Et si, pour augmenter la longévité du vivant, il fallait repenser toute la machinerie cellulaire responsable du vieillissement à la manière d’un électricien face à des circuits ? C’est en manipulant le circuit génétique à l’origine de la sénescence des levures, des organismes unicellulaires, que des chercheurs sont parvenus à augmenter de 82% leur durée de vie, d’après des travaux publiés dans Science.
Un « interrupteur » génétique qui choisit une voie de vieillissement
« Ces circuits génétiques peuvent fonctionner comme nos circuits électriques domestiques qui contrôlent des appareils tels que les appareils électroménagers et les automobiles », explique le professeur Nan Hao, auteur principal de l’étude et codirecteur de l’Institut de biologie de synthèse de l’université de San Diego (Etats-Unis).
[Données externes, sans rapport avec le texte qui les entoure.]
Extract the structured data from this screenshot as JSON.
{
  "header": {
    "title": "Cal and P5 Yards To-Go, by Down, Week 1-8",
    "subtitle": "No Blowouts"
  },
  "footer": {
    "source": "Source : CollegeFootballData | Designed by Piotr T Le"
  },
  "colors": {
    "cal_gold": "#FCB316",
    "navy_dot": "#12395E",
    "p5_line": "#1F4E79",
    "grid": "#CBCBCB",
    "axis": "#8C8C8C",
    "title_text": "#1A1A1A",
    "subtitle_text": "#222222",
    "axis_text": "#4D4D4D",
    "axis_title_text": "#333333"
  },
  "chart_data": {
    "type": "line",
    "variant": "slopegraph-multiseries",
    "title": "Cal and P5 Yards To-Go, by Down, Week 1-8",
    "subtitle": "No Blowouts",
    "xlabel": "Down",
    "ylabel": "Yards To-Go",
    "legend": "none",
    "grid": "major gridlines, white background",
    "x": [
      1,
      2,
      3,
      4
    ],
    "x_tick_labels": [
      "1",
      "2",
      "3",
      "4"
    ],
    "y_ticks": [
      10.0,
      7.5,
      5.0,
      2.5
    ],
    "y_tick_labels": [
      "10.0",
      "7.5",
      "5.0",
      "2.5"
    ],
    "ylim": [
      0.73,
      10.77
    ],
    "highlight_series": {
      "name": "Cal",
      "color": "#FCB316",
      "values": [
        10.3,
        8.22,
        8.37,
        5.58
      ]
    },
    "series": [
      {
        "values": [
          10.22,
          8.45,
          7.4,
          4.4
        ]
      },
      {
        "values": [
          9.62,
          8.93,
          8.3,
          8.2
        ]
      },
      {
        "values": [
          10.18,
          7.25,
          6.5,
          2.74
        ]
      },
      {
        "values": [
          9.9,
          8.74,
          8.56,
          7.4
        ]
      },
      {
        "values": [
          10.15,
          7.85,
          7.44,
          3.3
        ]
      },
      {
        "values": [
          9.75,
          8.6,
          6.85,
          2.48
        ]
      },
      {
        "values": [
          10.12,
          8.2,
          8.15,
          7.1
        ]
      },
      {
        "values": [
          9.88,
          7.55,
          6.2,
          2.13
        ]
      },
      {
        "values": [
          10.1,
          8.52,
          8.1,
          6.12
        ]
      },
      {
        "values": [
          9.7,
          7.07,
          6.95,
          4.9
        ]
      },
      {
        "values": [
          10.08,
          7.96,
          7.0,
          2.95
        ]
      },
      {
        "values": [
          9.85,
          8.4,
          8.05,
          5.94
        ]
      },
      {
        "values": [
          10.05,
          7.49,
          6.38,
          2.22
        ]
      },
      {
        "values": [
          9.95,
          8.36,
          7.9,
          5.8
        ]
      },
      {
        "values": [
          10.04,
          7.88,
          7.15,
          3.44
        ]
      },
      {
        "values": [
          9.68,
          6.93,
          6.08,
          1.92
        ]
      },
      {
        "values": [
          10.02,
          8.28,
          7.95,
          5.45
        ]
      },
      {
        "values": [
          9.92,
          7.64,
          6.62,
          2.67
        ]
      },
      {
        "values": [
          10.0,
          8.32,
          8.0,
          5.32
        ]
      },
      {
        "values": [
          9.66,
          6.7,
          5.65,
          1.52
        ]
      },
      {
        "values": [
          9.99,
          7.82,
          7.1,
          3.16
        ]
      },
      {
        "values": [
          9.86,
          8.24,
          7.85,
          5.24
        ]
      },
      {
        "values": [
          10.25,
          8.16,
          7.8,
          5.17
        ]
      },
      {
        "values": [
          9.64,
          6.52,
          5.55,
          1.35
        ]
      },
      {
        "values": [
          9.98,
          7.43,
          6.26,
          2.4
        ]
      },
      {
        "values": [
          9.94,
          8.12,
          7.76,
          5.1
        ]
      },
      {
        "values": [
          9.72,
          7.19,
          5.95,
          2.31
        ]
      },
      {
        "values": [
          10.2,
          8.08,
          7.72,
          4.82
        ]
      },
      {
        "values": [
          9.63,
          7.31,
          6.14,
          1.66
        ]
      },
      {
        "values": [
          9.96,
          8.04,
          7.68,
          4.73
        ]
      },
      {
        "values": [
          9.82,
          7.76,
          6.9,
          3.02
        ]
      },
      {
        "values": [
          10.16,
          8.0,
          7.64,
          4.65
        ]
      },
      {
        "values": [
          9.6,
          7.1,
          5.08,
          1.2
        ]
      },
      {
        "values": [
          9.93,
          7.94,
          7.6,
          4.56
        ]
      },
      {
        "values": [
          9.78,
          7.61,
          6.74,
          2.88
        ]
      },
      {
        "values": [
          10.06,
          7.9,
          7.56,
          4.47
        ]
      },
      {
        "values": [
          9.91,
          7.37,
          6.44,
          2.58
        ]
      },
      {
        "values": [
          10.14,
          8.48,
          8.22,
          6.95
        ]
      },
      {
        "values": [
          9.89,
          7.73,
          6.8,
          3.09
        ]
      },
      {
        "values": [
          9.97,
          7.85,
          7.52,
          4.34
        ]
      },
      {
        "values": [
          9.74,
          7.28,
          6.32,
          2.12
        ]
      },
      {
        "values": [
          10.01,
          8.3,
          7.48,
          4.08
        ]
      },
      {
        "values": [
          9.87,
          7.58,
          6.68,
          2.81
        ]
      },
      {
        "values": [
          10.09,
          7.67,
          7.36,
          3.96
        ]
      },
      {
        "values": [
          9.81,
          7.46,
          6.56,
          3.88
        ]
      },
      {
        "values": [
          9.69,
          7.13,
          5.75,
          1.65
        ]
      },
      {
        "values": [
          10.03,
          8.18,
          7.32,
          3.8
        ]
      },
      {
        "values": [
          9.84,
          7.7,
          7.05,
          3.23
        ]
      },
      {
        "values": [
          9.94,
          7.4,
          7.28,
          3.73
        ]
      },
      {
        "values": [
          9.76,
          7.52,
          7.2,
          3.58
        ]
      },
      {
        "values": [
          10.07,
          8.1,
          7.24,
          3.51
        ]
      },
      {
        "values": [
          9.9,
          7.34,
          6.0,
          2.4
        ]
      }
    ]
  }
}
C’est précisément la philosophie de la biologie de synthèse, récente discipline à mi-chemin entre la biologie et l’ingénierie. Lorsque la levure vieillit, un circuit génétique l’oblige, à la manière d’un interrupteur, à choisir une voie de dégénérescence. En fonction de leur environnement ou de perturbations aléatoires au sein de chaque cellule, la moitié environ produiront trop de mitochondries et s’épuiseront, tandis que chez les autres l’ADN deviendra instable jusqu’à causer une toxicité cellulaire.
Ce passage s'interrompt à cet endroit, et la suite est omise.